Washington, United States—The Federal Reserve has lent US banks nearly $12 billion under a new one-year lending program unveiled Sunday, as authorities moved to ease stress on the financial system after Silicon Valley Bank’s collapse.
The total outstanding amount of all advances under the Bank Term Funding Program reached $11.9 billion by Wednesday, the US central bank announced in a statement on Thursday.
The Fed had unveiled the scheme alongside the Treasury and the Federal Deposit Insurance Corporation on Sunday night, as authorities looked to prevent other banks from running into the liquidity issues that ultimately doomed California’s SVB.
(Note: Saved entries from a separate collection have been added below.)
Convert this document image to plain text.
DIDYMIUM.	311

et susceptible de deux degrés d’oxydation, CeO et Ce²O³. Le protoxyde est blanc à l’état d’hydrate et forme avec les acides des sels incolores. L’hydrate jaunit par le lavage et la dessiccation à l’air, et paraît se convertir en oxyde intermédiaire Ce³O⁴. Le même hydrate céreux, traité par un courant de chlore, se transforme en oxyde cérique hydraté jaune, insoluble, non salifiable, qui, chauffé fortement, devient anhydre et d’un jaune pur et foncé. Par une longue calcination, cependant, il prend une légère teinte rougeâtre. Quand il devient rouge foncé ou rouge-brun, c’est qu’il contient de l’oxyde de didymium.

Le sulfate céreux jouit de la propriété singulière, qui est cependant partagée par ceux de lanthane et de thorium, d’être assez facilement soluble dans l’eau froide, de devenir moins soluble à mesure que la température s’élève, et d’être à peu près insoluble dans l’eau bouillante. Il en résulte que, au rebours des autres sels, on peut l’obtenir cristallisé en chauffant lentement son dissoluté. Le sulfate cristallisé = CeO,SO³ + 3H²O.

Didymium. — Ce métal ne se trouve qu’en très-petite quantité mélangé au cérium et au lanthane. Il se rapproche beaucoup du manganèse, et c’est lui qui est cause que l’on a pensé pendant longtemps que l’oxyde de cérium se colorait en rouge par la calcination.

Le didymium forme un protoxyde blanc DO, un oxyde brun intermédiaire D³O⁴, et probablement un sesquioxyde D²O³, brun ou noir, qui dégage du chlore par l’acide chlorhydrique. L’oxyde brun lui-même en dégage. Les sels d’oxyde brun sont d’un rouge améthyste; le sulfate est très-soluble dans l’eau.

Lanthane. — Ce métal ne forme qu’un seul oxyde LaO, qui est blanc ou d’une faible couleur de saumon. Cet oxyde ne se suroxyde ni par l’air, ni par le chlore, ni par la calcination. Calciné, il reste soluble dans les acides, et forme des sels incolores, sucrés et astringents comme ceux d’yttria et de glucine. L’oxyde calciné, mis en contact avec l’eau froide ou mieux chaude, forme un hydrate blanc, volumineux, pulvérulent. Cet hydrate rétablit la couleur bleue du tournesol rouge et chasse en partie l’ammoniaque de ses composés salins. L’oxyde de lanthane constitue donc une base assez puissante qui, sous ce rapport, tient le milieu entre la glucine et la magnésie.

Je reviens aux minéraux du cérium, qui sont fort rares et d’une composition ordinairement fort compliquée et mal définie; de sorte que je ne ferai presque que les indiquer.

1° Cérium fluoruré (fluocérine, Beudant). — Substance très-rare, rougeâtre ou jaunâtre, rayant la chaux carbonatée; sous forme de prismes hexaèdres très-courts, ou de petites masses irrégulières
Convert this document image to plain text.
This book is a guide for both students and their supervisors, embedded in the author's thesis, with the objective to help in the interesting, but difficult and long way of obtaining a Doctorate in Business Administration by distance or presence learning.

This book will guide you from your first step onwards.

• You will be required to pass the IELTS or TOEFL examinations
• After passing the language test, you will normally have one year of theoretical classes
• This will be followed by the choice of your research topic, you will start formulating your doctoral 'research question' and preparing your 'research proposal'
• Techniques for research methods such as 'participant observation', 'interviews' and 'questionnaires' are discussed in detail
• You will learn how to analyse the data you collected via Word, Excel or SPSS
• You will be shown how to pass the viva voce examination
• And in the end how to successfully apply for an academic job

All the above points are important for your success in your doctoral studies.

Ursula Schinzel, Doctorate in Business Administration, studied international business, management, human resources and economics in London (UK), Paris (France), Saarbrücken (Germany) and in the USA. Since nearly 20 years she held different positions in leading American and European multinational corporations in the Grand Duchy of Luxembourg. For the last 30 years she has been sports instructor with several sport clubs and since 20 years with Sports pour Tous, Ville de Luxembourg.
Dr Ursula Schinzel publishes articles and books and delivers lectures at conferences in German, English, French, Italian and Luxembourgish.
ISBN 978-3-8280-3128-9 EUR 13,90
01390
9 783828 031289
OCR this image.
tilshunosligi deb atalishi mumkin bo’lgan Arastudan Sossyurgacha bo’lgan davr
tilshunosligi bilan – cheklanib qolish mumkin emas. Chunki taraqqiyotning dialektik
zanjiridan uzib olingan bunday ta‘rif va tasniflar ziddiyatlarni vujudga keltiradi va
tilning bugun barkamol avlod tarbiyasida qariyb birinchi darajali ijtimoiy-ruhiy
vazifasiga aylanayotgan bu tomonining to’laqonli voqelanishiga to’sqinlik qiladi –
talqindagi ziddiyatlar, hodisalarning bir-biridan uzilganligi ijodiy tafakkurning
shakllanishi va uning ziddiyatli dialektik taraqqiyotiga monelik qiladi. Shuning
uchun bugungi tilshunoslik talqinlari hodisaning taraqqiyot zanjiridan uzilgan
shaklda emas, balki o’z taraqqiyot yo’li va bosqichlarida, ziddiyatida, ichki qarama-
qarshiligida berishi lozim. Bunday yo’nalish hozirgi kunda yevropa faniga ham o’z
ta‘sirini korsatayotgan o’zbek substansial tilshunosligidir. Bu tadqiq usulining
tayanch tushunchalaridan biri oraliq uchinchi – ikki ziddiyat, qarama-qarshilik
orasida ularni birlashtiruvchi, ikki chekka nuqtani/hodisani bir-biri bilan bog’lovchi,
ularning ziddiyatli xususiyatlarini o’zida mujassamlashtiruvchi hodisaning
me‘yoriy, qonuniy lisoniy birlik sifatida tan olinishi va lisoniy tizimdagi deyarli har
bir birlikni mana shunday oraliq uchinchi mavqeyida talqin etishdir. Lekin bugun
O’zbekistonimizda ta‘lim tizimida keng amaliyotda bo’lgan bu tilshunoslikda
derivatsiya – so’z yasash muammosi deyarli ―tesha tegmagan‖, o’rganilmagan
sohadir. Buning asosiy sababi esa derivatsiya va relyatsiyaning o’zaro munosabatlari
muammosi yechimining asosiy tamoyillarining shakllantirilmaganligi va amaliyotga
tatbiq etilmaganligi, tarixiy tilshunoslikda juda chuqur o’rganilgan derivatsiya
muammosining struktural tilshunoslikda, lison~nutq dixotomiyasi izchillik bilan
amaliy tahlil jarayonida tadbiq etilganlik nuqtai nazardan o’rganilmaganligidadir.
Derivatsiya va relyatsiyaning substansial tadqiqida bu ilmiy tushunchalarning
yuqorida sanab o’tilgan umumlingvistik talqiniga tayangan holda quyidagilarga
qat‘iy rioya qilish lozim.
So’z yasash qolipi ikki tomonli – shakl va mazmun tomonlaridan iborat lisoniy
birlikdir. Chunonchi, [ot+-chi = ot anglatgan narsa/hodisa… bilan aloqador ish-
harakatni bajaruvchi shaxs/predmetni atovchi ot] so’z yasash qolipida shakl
The new liquidity facility made additional funding available “to help assure banks have the ability to meet the needs of all their depositors,” the statement read.
According to data made available Thursday, the Fed drew an additional $152 billion in short-term borrowing for banks from its standing loan window, the traditional liquidity backstop for lenders, a dramatic increase against the roughly $5 billion from the previous week.
And with the seizure of failed SVB and Signature Bank—a second regional-size lender that collapsed at the weekend—an additional $142.8 billion was poured into the bridge banks created by regulators for the two collapsed entities, pushing the Fed’s balance sheet up by about $300 billion in the past week. AFP
US authorities moved swiftly to protect depositors at SVB and Signature Bank as they saw “serious risk of contagion” that could have triggered runs on many banks, Treasury Secretary Janet Yellen told senators in Congress on Thursday.
In the days since SVB’s failure, a number of regional lenders led by First Republic Bank have seen their share prices plummet on concerns about their long-term financial health.
But markets responded positively after consortium of 11 of America’s biggest banks — including Bank of America, Goldman Sachs and JPMorgan Chase — announced Thursday that they were depositing $30 billion into First Republic.
The group said in a statement that their actions reflect “confidence in the country’s banking system.”